In bocca al lupo - Significato


Perché si dice "in bocca al lupo" e cosa si risponde a chi lo dice: origine, spiegazione e come si usa nella lingua italiana.

In bocca al lupo è un modo di dire della lingua italiana entrato da tempo nel linguaggio colloquiale. Chiunque avrà sentito dire questa espressione, in tanti sanno quando vada usata, ma quanti saprebbero dire cosa significhi davvero o cosa si risponde quando gli altri dicono in bocca al lupo? E perché proprio il lupo e non un altro animale?



Significato

Con l'espressione "In bocca al lupo" si vuole augurare buona fortuna a chi deve affrontare una prova difficile come un esame scolastico, un colloquio di lavoro, una sfida, una gara ecc.
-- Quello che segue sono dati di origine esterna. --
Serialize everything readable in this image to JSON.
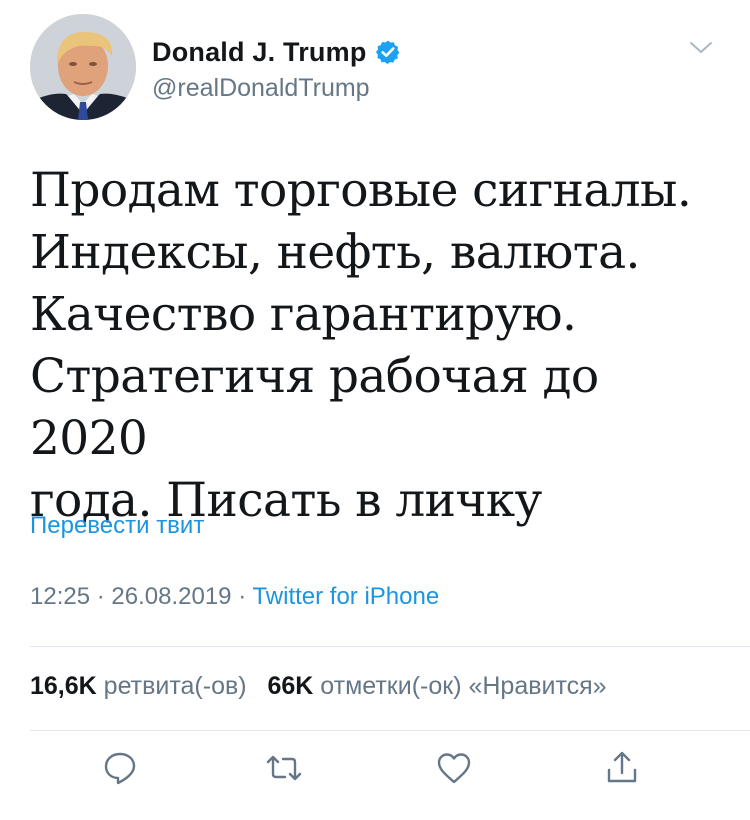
{
  "user": {
    "display_name": "Donald J. Trump",
    "handle": "@realDonaldTrump",
    "verified": true
  },
  "tweet": {
    "text": "Продам торговые сигналы.\nИндексы, нефть, валюта.\nКачество гарантирую.\nСтратегичя рабочая до 2020\nгода. Писать в личку",
    "translate_label": "Перевести твит",
    "time": "12:25",
    "date": "26.08.2019",
    "separator": "·",
    "source": "Twitter for iPhone"
  },
  "stats": {
    "retweets_count": "16,6K",
    "retweets_label": "ретвита(-ов)",
    "likes_count": "66K",
    "likes_label": "отметки(-ок) «Нравится»"
  },
  "actions": [
    {
      "icon": "reply-icon"
    },
    {
      "icon": "retweet-icon"
    },
    {
      "icon": "like-icon"
    },
    {
      "icon": "share-icon"
    }
  ],
  "colors": {
    "link": "#1b95e0",
    "secondary": "#657786",
    "text": "#14171a",
    "divider": "#e1e8ed"
  }
}
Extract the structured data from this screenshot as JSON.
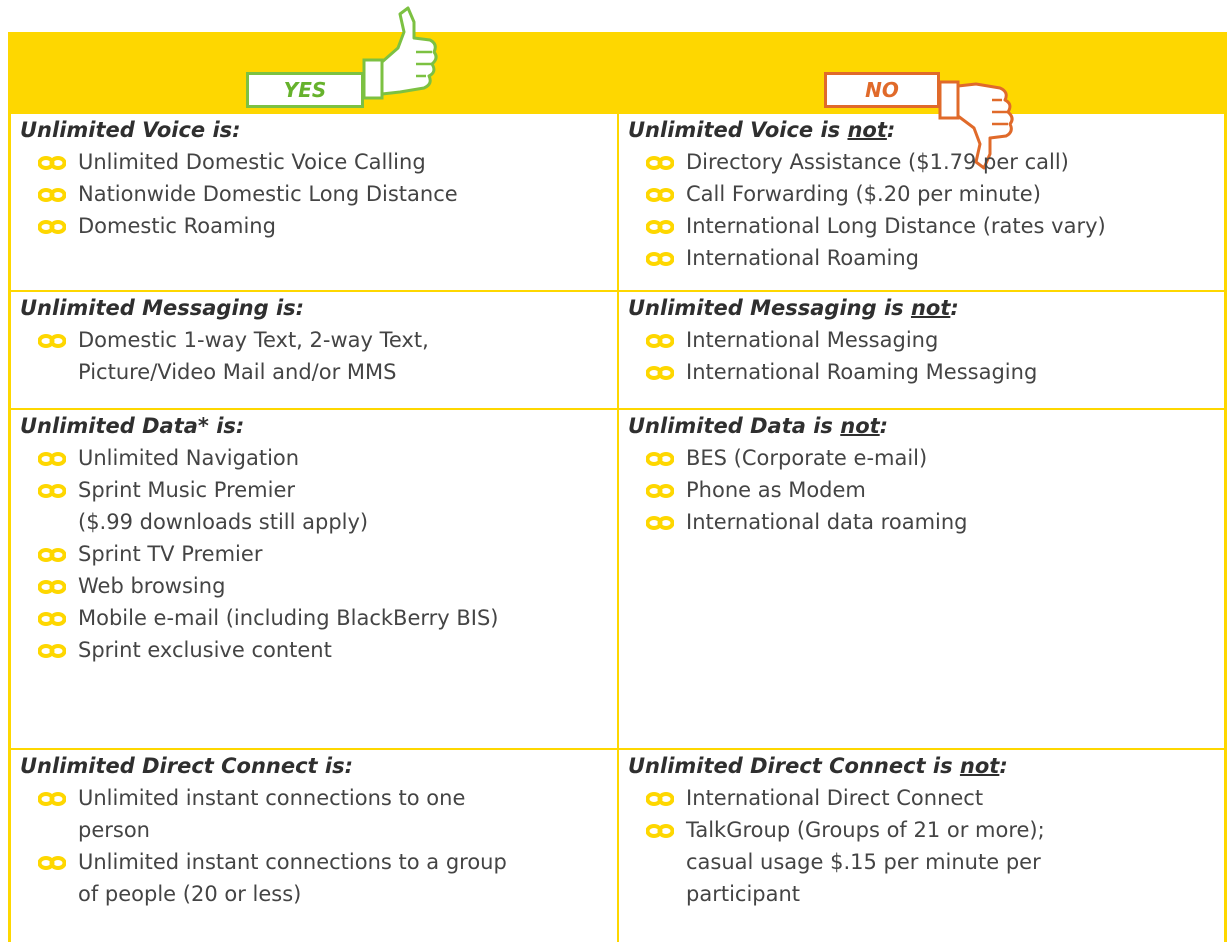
{
  "header": {
    "yes_label": "YES",
    "no_label": "NO",
    "bar_color": "#fed700",
    "yes_color": "#7cc142",
    "no_color": "#e06a2a"
  },
  "rows": [
    {
      "left": {
        "heading": "Unlimited Voice is:",
        "items": [
          "Unlimited Domestic Voice Calling",
          "Nationwide Domestic Long Distance",
          "Domestic Roaming"
        ]
      },
      "right": {
        "heading_prefix": "Unlimited Voice is ",
        "heading_emph": "not",
        "heading_suffix": ":",
        "items": [
          "Directory Assistance ($1.79 per call)",
          "Call Forwarding ($.20 per minute)",
          "International Long Distance (rates vary)",
          "International Roaming"
        ]
      }
    },
    {
      "left": {
        "heading": "Unlimited Messaging is:",
        "items": [
          "Domestic 1-way Text, 2-way Text, Picture/Video Mail and/or MMS"
        ]
      },
      "right": {
        "heading_prefix": "Unlimited Messaging is ",
        "heading_emph": "not",
        "heading_suffix": ":",
        "items": [
          "International Messaging",
          "International Roaming Messaging"
        ]
      }
    },
    {
      "left": {
        "heading": "Unlimited Data* is:",
        "items": [
          "Unlimited Navigation",
          "Sprint Music Premier",
          "($.99 downloads still apply)",
          "Sprint TV Premier",
          "Web browsing",
          "Mobile e-mail (including BlackBerry BIS)",
          "Sprint exclusive content"
        ]
      },
      "right": {
        "heading_prefix": "Unlimited Data is ",
        "heading_emph": "not",
        "heading_suffix": ":",
        "items": [
          "BES (Corporate e-mail)",
          "Phone as Modem",
          "International data roaming"
        ]
      }
    },
    {
      "left": {
        "heading": "Unlimited Direct Connect is:",
        "items": [
          "Unlimited instant connections to one person",
          "Unlimited instant connections to a group of people (20 or less)"
        ]
      },
      "right": {
        "heading_prefix": "Unlimited Direct Connect is ",
        "heading_emph": "not",
        "heading_suffix": ":",
        "items": [
          "International Direct Connect",
          "TalkGroup (Groups of 21 or more); casual usage $.15 per minute per participant"
        ]
      }
    }
  ]
}
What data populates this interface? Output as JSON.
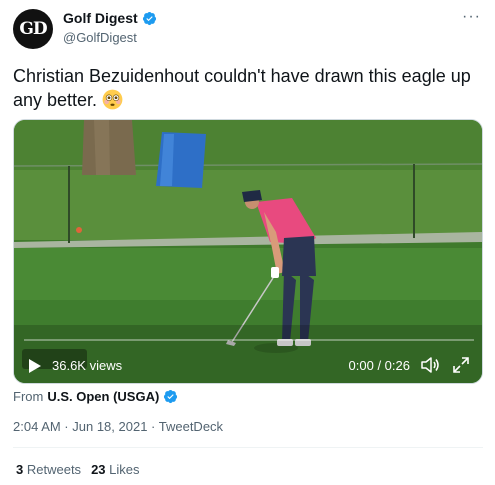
{
  "author": {
    "avatar_text": "GD",
    "display_name": "Golf Digest",
    "handle": "@GolfDigest",
    "verified_icon": "verified-badge-icon"
  },
  "tweet": {
    "text": "Christian Bezuidenhout couldn't have drawn this eagle up any better.",
    "emoji": "flushed-face-emoji"
  },
  "video": {
    "views": "36.6K views",
    "time": "0:00 / 0:26",
    "progress": 0
  },
  "source": {
    "prefix": "From",
    "name": "U.S. Open (USGA)"
  },
  "meta": {
    "timestamp": "2:04 AM · Jun 18, 2021 · TweetDeck"
  },
  "stats": {
    "retweets_count": "3",
    "retweets_label": "Retweets",
    "likes_count": "23",
    "likes_label": "Likes"
  },
  "colors": {
    "verified": "#1d9bf0",
    "text": "#0f1419",
    "secondary": "#536471",
    "shirt": "#e84a7f",
    "grass": "#4f8a38"
  }
}
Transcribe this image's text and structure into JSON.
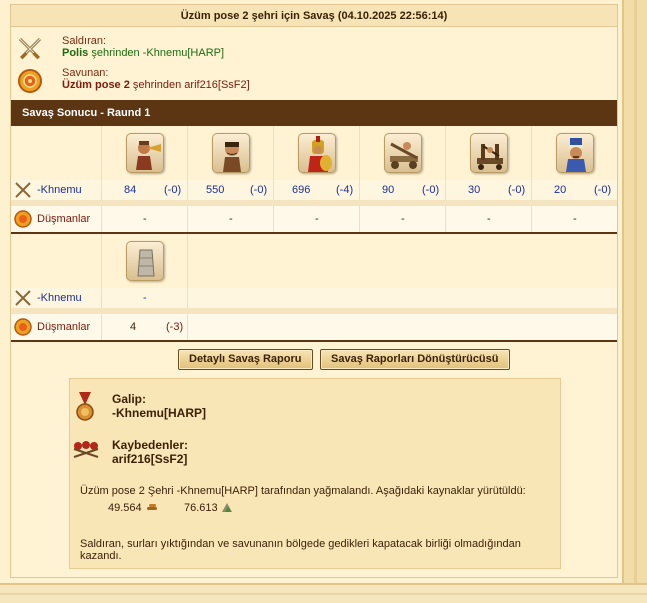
{
  "title": "Üzüm pose 2 şehri için Savaş (04.10.2025 22:56:14)",
  "attacker": {
    "role": "Saldıran:",
    "desc_bold": "Polis",
    "desc_rest": " şehrinden -Khnemu[HARP]"
  },
  "defender": {
    "role": "Savunan:",
    "desc_bold": "Üzüm pose 2",
    "desc_rest": " şehrinden arif216[SsF2]"
  },
  "round_title": "Savaş Sonucu - Raund 1",
  "section1": {
    "attacker_label": "-Khnemu",
    "defender_label": "Düşmanlar",
    "units": [
      {
        "icon": "trumpeter-unit-icon",
        "count": "84",
        "loss": "(-0)",
        "enemy": "-"
      },
      {
        "icon": "slinger-unit-icon",
        "count": "550",
        "loss": "(-0)",
        "enemy": "-"
      },
      {
        "icon": "hoplite-unit-icon",
        "count": "696",
        "loss": "(-4)",
        "enemy": "-"
      },
      {
        "icon": "ballista-unit-icon",
        "count": "90",
        "loss": "(-0)",
        "enemy": "-"
      },
      {
        "icon": "catapult-unit-icon",
        "count": "30",
        "loss": "(-0)",
        "enemy": "-"
      },
      {
        "icon": "chef-unit-icon",
        "count": "20",
        "loss": "(-0)",
        "enemy": "-"
      }
    ]
  },
  "section2": {
    "attacker_label": "-Khnemu",
    "defender_label": "Düşmanlar",
    "units": [
      {
        "icon": "wall-unit-icon",
        "attacker": "-",
        "count": "4",
        "loss": "(-3)"
      }
    ]
  },
  "buttons": {
    "detail": "Detaylı Savaş Raporu",
    "converter": "Savaş Raporları Dönüştürücüsü"
  },
  "summary": {
    "winner_label": "Galip:",
    "winner": "-Khnemu[HARP]",
    "losers_label": "Kaybedenler:",
    "losers": "arif216[SsF2]",
    "plunder_text": "Üzüm pose 2 Şehri -Khnemu[HARP] tarafından yağmalandı. Aşağıdaki kaynaklar yürütüldü:",
    "resources": [
      {
        "icon": "wood-resource-icon",
        "value": "49.564"
      },
      {
        "icon": "marble-resource-icon",
        "value": "76.613"
      }
    ],
    "footer_text": "Saldıran, surları yıktığından ve savunanın bölgede gedikleri kapatacak birliği olmadığından kazandı."
  },
  "colors": {
    "header_brown": "#5c3513",
    "player_blue": "#1a2f9a",
    "attacker_green": "#1d6b10",
    "defender_maroon": "#7b1a0d"
  }
}
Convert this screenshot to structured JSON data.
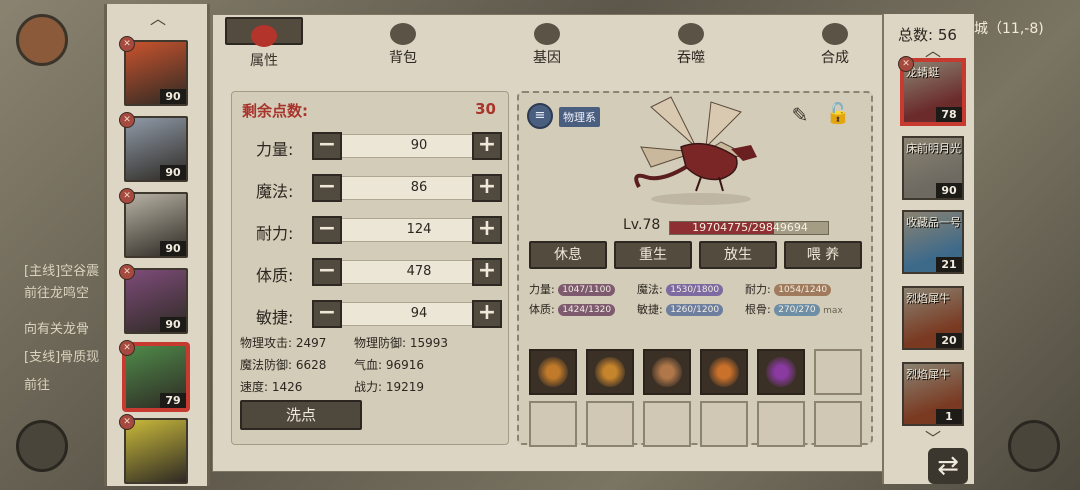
{
  "background": {
    "quest_lines": [
      {
        "tag": "[主线]",
        "text": "空谷震"
      },
      {
        "tag": "",
        "text": "前往龙鸣空"
      },
      {
        "tag": "",
        "text": "向有关龙骨"
      },
      {
        "tag": "[支线]",
        "text": "骨质现"
      },
      {
        "tag": "",
        "text": "前往"
      }
    ],
    "location": "城（11,-8)"
  },
  "roster": {
    "items": [
      {
        "level": "90",
        "color": "#c9532e",
        "selected": false
      },
      {
        "level": "90",
        "color": "#8f9aa8",
        "selected": false
      },
      {
        "level": "90",
        "color": "#b7b2a4",
        "selected": false
      },
      {
        "level": "90",
        "color": "#7e4c7a",
        "selected": false
      },
      {
        "level": "79",
        "color": "#4f8a4a",
        "selected": true
      },
      {
        "level": "",
        "color": "#c9b93a",
        "selected": false
      }
    ]
  },
  "tabs": [
    {
      "label": "属性",
      "active": true
    },
    {
      "label": "背包",
      "active": false
    },
    {
      "label": "基因",
      "active": false
    },
    {
      "label": "吞噬",
      "active": false
    },
    {
      "label": "合成",
      "active": false
    }
  ],
  "points": {
    "label": "剩余点数:",
    "value": "30"
  },
  "stats": [
    {
      "label": "力量:",
      "value": "90"
    },
    {
      "label": "魔法:",
      "value": "86"
    },
    {
      "label": "耐力:",
      "value": "124"
    },
    {
      "label": "体质:",
      "value": "478"
    },
    {
      "label": "敏捷:",
      "value": "94"
    }
  ],
  "attributes": {
    "phys_atk": "物理攻击: 2497",
    "phys_def": "物理防御: 15993",
    "mag_def": "魔法防御: 6628",
    "hp": "气血: 96916",
    "speed": "速度: 1426",
    "power": "战力: 19219"
  },
  "wash_button": "洗点",
  "pet": {
    "tag": "物理系",
    "level": "Lv.78",
    "exp_text": "19704775/29849694",
    "exp_fraction": 0.66,
    "actions": [
      "休息",
      "重生",
      "放生",
      "喂 养"
    ],
    "aptitudes": [
      {
        "label": "力量:",
        "value": "1047/1100",
        "color": "#7e5a6e"
      },
      {
        "label": "魔法:",
        "value": "1530/1800",
        "color": "#7c6aa0"
      },
      {
        "label": "耐力:",
        "value": "1054/1240",
        "color": "#a07a5c"
      },
      {
        "label": "体质:",
        "value": "1424/1320",
        "color": "#7e5a6e"
      },
      {
        "label": "敏捷:",
        "value": "1260/1200",
        "color": "#6e7e9e"
      },
      {
        "label": "根骨:",
        "value": "270/270",
        "color": "#6e8ea6",
        "suffix": "max"
      }
    ],
    "skills": [
      {
        "name": "claw-skill",
        "filled": true
      },
      {
        "name": "sun-skill",
        "filled": true
      },
      {
        "name": "swirl-skill",
        "filled": true
      },
      {
        "name": "flame-skill",
        "filled": true
      },
      {
        "name": "orb-skill",
        "filled": true
      },
      {
        "name": "empty",
        "filled": false
      },
      {
        "name": "empty",
        "filled": false
      },
      {
        "name": "empty",
        "filled": false
      },
      {
        "name": "empty",
        "filled": false
      },
      {
        "name": "empty",
        "filled": false
      },
      {
        "name": "empty",
        "filled": false
      },
      {
        "name": "empty",
        "filled": false
      }
    ]
  },
  "pets_sidebar": {
    "total_label": "总数: 56",
    "items": [
      {
        "name": "龙蜻蜓",
        "level": "78",
        "selected": true,
        "color": "#6b2b2b"
      },
      {
        "name": "床前明月光",
        "level": "90",
        "selected": false,
        "color": "#6e6a62"
      },
      {
        "name": "收藏品一号",
        "level": "21",
        "selected": false,
        "color": "#3e6a8a"
      },
      {
        "name": "烈焰犀牛",
        "level": "20",
        "selected": false,
        "color": "#7a3a22"
      },
      {
        "name": "烈焰犀牛",
        "level": "1",
        "selected": false,
        "color": "#7a3a22"
      }
    ]
  }
}
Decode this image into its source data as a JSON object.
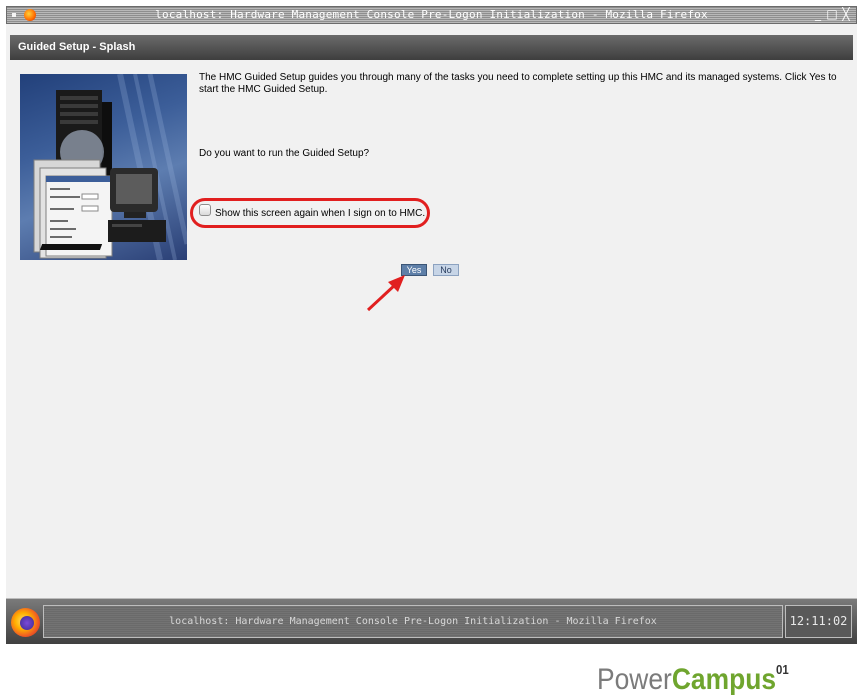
{
  "titlebar": {
    "title": "localhost: Hardware Management Console Pre-Logon Initialization - Mozilla Firefox",
    "buttons": [
      "minimize",
      "maximize",
      "close"
    ]
  },
  "page": {
    "header": "Guided Setup - Splash",
    "intro": "The HMC Guided Setup guides you through many of the tasks you need to complete setting up this HMC and its managed systems. Click Yes to start the HMC Guided Setup.",
    "question": "Do you want to run the Guided Setup?",
    "checkbox": {
      "label": "Show this screen again when I sign on to HMC.",
      "checked": false
    },
    "buttons": {
      "yes": "Yes",
      "no": "No"
    }
  },
  "taskbar": {
    "item": "localhost: Hardware Management Console Pre-Logon Initialization - Mozilla Firefox",
    "clock": "12:11:02"
  },
  "watermark": {
    "power": "Power",
    "campus": "Campus",
    "number": "01"
  },
  "colors": {
    "annotation": "#e11f1f",
    "yes_button": "#5e7fa8",
    "brand_green": "#6fa52e"
  }
}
Viene utilizzata anche con valore scaramantico, come se fosse una frase magica che possa ridurre le probabilità di un esito negativo, infatti "andare nella bocca del lupo" è una metafora che ha il significato di "mettersi nei guai", dal momento che il lupo nell'immaginario collettivo rappresenta un grave pericolo (es. la fiaba di cappuccetto rosso e il lupo cattivo, ma anche molti anni indietro il lupo era considerato un personaggio crudele, falso e violento nelle fiabe dello scrittore greco Esopo e dello scrittore latino Fedro).



Cosa si risponde ad un in bocca al lupo?

Questo modo di dire è famoso perché oltre a essere pronunciato, ci si aspetta che arrivi anche la risposta da chi lo riceve. Non avrebbe senso augurare buona fortuna dicendo a qualcuno che debba finire in bocca al lupo se non si sapesse già che l'altro risponderà con la tradizionale parola: "Crepi!" oppure con la forma estesa "Crepi il lupo!".

Il verbo crepare (= morire) è chiaramente riferito al lupo e non alla persona a cui ci si sta rivolgendo.

Chi non è a conoscenza di questo modo di dire tende a risponde a un in bocca al lupo semplicemente con un "Grazie!", perché lì per lì non pensa alla storia che c'è dietro al lupo. 

Da qualche tempo "Evviva il lupo!" o "Viva il lupo!" sono diventate le risposte degli animalisti a chiunque dica loro "in bocca al lupo" perché non associano al lupo la figura di animale cattivo bensì quella di "genitore" (madre-lupo) che mette i propri cuccioli di lupo in bocca per spostarli da una tana all'altra alla ricerca di un riparo sicuro che possa tenerli lontano dai pericoli esterni. 




Origine

Per questo modo di dire è difficile a risalire al periodo storico in cui ha iniziato ad essere utilizzato nei testi scritti, quel che è certo è che secondo la tradizione popolare il lupo è la personificazione del male e che probabilmente sia nato dal linguaggio dei cacciatori che, per l'appunto, durante la fase di caccia avevano come principale preoccupazione quella di incontrare un branco di lupi.

Il modo di dire "In bocca al lupo" parla di un singolo lupo, ma generalmente questo animale non conduce una vita solitaria (se non per alcune fasi giovanili), esso è invece organizzato in unità famigliari chiamate branchi.



Come si usa

Questo modo di dire viene usato come sinonimo di "Buona fortuna" pronunciato in modo scherzoso.

ESEMPIO:
In bocca al lupo per l'esame!
Quella che disputerà domani sarà una sfida più complicata delle altre. Ti auguro un grosso in bocca al lupo.
Ho saputo che oggi parteciperai al torneo di ping pong. In bocca al lupo!